As my colleague Matthew Frankel recently reported, last year, the average American received a $2,860 refund for the previous tax year. All told, more than 70% of returns resulted in refunds, and the IRS gave back over $317 billion to taxpayers.

Let's say you received a $2,860 refund last year, or are set to collect a similar one this year. What this means is that you pretty much voluntarily lowered your paychecks by $238 each month. Now if you're a high-earning household with ample savings and no cash flow challenges, then the idea of shorting yourself $238 a month isn't particularly appalling. The problem, however, is that many taxpayers who lose out on that kind of money up front aren't financially secure.

A recent GoBankingRates study confirmed that 69% of Americans have less than $1,000 in the bank, with 34% having no savings at all. For a household living paycheck-to-paycheck, losing out on $238 a month could spell the difference between paying the bills on time or racking up high-interest debt and damaging some credit scores in the process.

What's even more disturbing is that taxpayers who earn the least are also the most likely to receive refunds. According to IRS data from 2012, 84% of tax filers who earned less than $25,000 a year got a refund, compared to 34% of higher earners making more than $200,000. While overpaying taxes during the year isn't ideal for anyone, it can be especially detrimental for workers who need access to that cash sooner.

Keep your money all along

If you're ready to break the cycle of slashing your paychecks throughout the year and lending money to the IRS instead, there may be a simple fix in the form of adjusting your withholdings on your W-4. Employers typically allow workers to make changes to their W-4s at any time, and you should absolutely update yours once you add a child to your household.

Of course, a big reason why so many workers overpay their taxes is that they're afraid of owing money to the IRS down the line. Given the number of people without savings, it's a valid concern. If owing taxes is something you're worried about, adjust your withholdings in your favor -- but rather than spend the extra money you get in each paycheck, stick it in a savings account. In a best-case scenario, you'll have a lump sum of cash to keep if your return doesn't result in an IRS debt. And in a worst-case scenario, you'll have money available to pay your tax bill if it turns out you do owe something.

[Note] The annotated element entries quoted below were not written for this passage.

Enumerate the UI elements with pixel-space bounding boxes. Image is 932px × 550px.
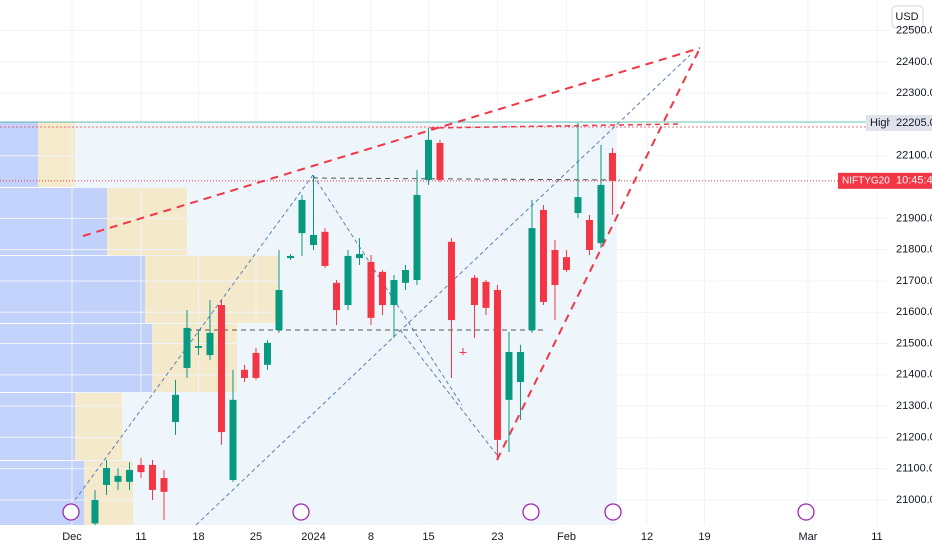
candle-body <box>597 184 605 244</box>
candle-body <box>470 277 478 306</box>
event-icons <box>62 503 815 521</box>
candle-body <box>516 351 524 383</box>
candle-body <box>505 351 513 400</box>
candle-body <box>401 270 409 283</box>
countdown: 10:45:42 <box>896 175 932 187</box>
candle-body <box>482 281 490 308</box>
candle-body <box>321 231 329 266</box>
candle-body <box>459 351 467 353</box>
y-axis-area <box>888 0 932 550</box>
candle-body <box>275 290 283 331</box>
y-tick-label: 21500.0 <box>896 337 932 349</box>
y-tick-label: 21700.0 <box>896 275 932 287</box>
candle-body <box>137 464 145 473</box>
y-tick-label: 21300.0 <box>896 400 932 412</box>
high-value-box <box>890 114 932 131</box>
candle-body <box>217 305 225 433</box>
y-tick-label: 21900.0 <box>896 212 932 224</box>
candle-body <box>206 332 214 356</box>
candle-body <box>585 219 593 250</box>
candle-body <box>367 261 375 318</box>
x-tick-label: 11 <box>135 531 146 543</box>
candle-body <box>413 194 421 281</box>
y-tick-label: 21100.0 <box>896 463 932 475</box>
currency-box[interactable] <box>891 5 924 29</box>
range-shade <box>75 122 617 525</box>
symbol-label: NIFTYG2024 <box>842 175 901 186</box>
y-tick-label: 21400.0 <box>896 369 932 381</box>
background-layer <box>0 122 617 525</box>
x-tick-label: 18 <box>192 531 204 543</box>
candle-body <box>286 255 294 259</box>
x-tick-label: 2024 <box>301 531 325 543</box>
y-tick-label: 21200.0 <box>896 431 932 443</box>
candle-body <box>493 290 501 440</box>
x-tick-label: Feb <box>557 531 576 543</box>
y-tick-label: 22300.0 <box>896 87 932 99</box>
high-value: 22205.0 <box>896 117 932 129</box>
candle-body <box>355 254 363 259</box>
candle-body <box>114 475 122 482</box>
x-tick-label: 23 <box>491 531 503 543</box>
candle-body <box>125 469 133 482</box>
x-tick-label: 25 <box>250 531 262 543</box>
x-tick-label: 19 <box>698 531 710 543</box>
drawings <box>74 47 701 526</box>
x-tick-label: 8 <box>368 531 374 543</box>
y-tick-label: 22500.0 <box>896 25 932 37</box>
candle-body <box>551 249 559 286</box>
x-tick-label: Mar <box>798 531 817 543</box>
candle-body <box>194 346 202 348</box>
candle-body <box>91 499 99 524</box>
x-tick-label: Dec <box>62 531 82 543</box>
candle-body <box>424 139 432 180</box>
candle-body <box>378 271 386 306</box>
candle-body <box>148 464 156 490</box>
candle-body <box>344 255 352 306</box>
y-tick-label: 22100.0 <box>896 150 932 162</box>
candle-body <box>539 209 547 302</box>
candle-body <box>562 257 570 271</box>
candle-body <box>390 280 398 306</box>
y-tick-label: 21800.0 <box>896 244 932 256</box>
y-tick-label: 21000.0 <box>896 494 932 506</box>
candle-body <box>252 352 260 378</box>
candle-body <box>298 199 306 234</box>
candle-body <box>332 282 340 311</box>
high-label-box <box>866 114 890 131</box>
candle-body <box>608 152 616 181</box>
x-tick-label: 11 <box>871 531 882 543</box>
candle-body <box>574 197 582 214</box>
y-tick-label: 22400.0 <box>896 56 932 68</box>
overlay <box>0 121 888 182</box>
x-axis-area <box>0 526 888 550</box>
candle-body <box>171 394 179 423</box>
candle-body <box>160 478 168 492</box>
candle-body <box>183 327 191 368</box>
x-tick-label: 15 <box>422 531 434 543</box>
axes: 21000.0 21100.0 21200.0 21300.0 21400.0 21500… <box>62 25 932 543</box>
candle-body <box>436 142 444 180</box>
countdown-box <box>890 172 932 189</box>
high-label: High <box>870 117 893 129</box>
symbol-box <box>838 172 890 189</box>
candle-body <box>309 234 317 245</box>
candle-body <box>263 342 271 365</box>
candle-body <box>240 369 248 378</box>
y-tick-label: 21600.0 <box>896 306 932 318</box>
candle-body <box>229 399 237 480</box>
candle-body <box>447 241 455 321</box>
x-tick-label: 12 <box>641 531 653 543</box>
grid <box>0 0 888 525</box>
currency: USD <box>895 11 918 23</box>
candles <box>91 122 616 525</box>
candle-body <box>102 468 110 485</box>
candle-body <box>528 228 536 331</box>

Meanwhile, you'll be the one earning interest on that money instead of letting the government capitalize on that portion of your earnings. And just as important, you'll have more cash on hand in case an emergency strikes during the year.

While scoring a refund may seem like a good thing, that couldn't be further from the truth. Remember, a tax refund isn't extra money; it's delayed compensation. And frankly, you deserve better.